Papier wird aus Holzfaserpulpe, Füllstoffen, Pigmenten und Flockungsmitteln hergestellt. Füllstoffe wie Tonerden oder Kreide werden hinzugefügt, um das Papier opak zu machen. Mittels Farbstoffen und Pigmenten, wie z. B. Titandioxid, wird die gewünschte Helligkeit des Fertigprodukts erzielt. Die verbesserte Verwertung dieser Bestandteile ist während der Papierherstellung von größter Wichtigkeit.

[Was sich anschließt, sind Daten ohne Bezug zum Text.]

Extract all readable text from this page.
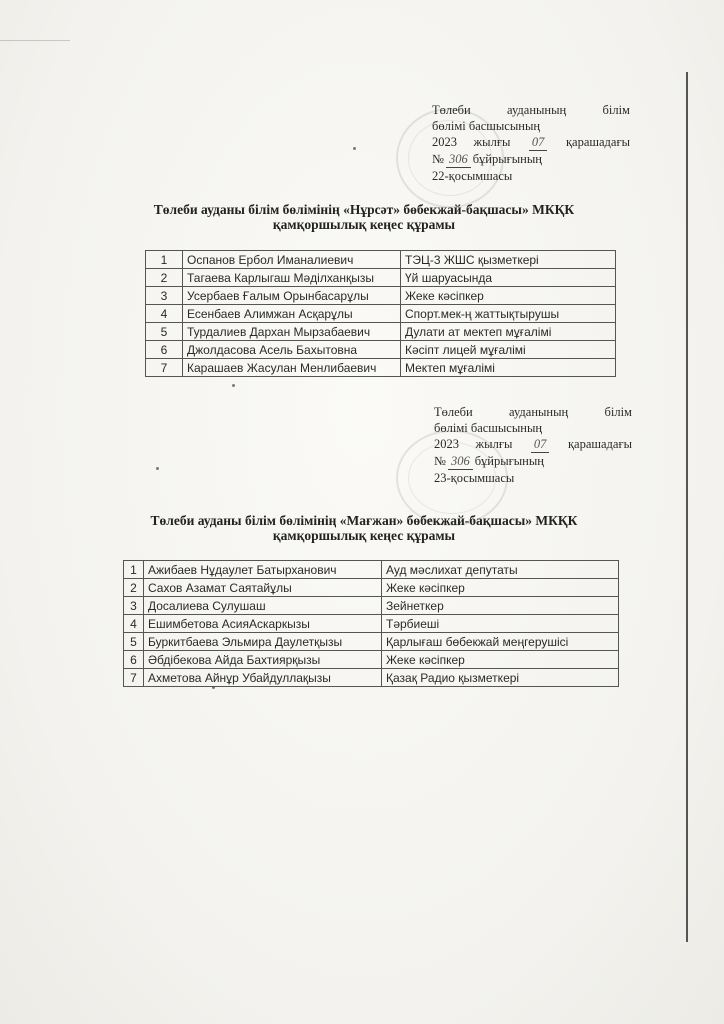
Төлеби	ауданының	білім
бөлімі басшысының
2023 жылғы 07 қарашадағы
№ 306 бұйрығының
22-қосымшасы
Төлеби ауданы білім бөлімінің «Нұрсәт» бөбекжай-бақшасы» МКҚК
қамқоршылық кеңес құрамы
1	Оспанов Ербол Иманалиевич	ТЭЦ-3 ЖШС қызметкері
2	Тагаева Карлыгаш Мәділханқызы	Үй шаруасында
3	Усербаев Ғалым Орынбасарұлы	Жеке кәсіпкер
4	Есенбаев Алимжан Асқарұлы	Спорт.мек-ң жаттықтырушы
5	Турдалиев Дархан Мырзабаевич	Дулати ат мектеп мұғалімі
6	Джолдасова Асель Бахытовна	Кәсіпт лицей мұғалімі
7	Карашаев Жасулан Менлибаевич	Мектеп мұғалімі
Төлеби	ауданының	білім
бөлімі басшысының
2023 жылғы 07 қарашадағы
№ 306 бұйрығының
23-қосымшасы
Төлеби ауданы білім бөлімінің «Мағжан» бөбекжай-бақшасы» МКҚК
қамқоршылық кеңес құрамы
1	Ажибаев Нұдаулет Батырханович	Ауд мәслихат депутаты
2	Сахов Азамат Саятайұлы	Жеке кәсіпкер
3	Досалиева Сулушаш	Зейнеткер
4	Ешимбетова АсияАскаркызы	Тәрбиеші
5	Буркитбаева Эльмира Даулетқызы	Қарлығаш бөбекжай меңгерушісі
6	Әбдібекова Айда Бахтиярқызы	Жеке кәсіпкер
7	Ахметова Айнұр Убайдуллақызы	Қазақ Радио қызметкері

Zetapotenzial und Rheologie in der Papierherstellung
Die Wechselwirkung zwischen allen verwendeten Komponenten und den physikalischen Eigenschaften des Produkts sowie der Effizienz der Papierherstellungsanlage ist komplex. Zwei Parameter sind jedoch besonders nützlich - das Zetapotenzial und die rheologischen Eigenschaften. Das Zetapotenzial ist der Parameter, der die elektrische Wechselwirkung zwischen den Partikeln bestimmt. Ein hoher Zetapotenzialwert - ob negativ oder positiv - verhindert die Ausflockung. Wird der Wert null angenähert, können sich die Partikel aufeinander zubewegen und ausflocken. Änderungen des Zetapotenzials können sich auf die Retensionswerte, Festigkeit, Teerablagerung, die erforderlichen Additive und damit auf die Kosten auswirken. Abgesehen vom Prozess an sich hängt auch die wirksame Abwasserbehandlung hochgradig vom Zetapotenzial der ausgegebenen Materialien ab. Zetapotenzialmessungen können schnell und einfach mit dem Zetasizer Nano Z oder Nano ZS durchgeführt werden.
Die Anwendung der Zetapotenzialmessungen in einer Papierfabrik kann auf zweierlei Weise erfolgen. Zum einen kann ein Zetapotenzialprofil der Anlage in gut funktionierendem Zustand erstellt werden. Entstehen später Probleme, können diese durch Untersuchung der Abweichungen von dieser Norm abgeklärt werden. Zum anderen lassen sich die bestehenden Prozesse verbessern, indem das Zetapotenzial in jeder Prozessphase untersucht wird.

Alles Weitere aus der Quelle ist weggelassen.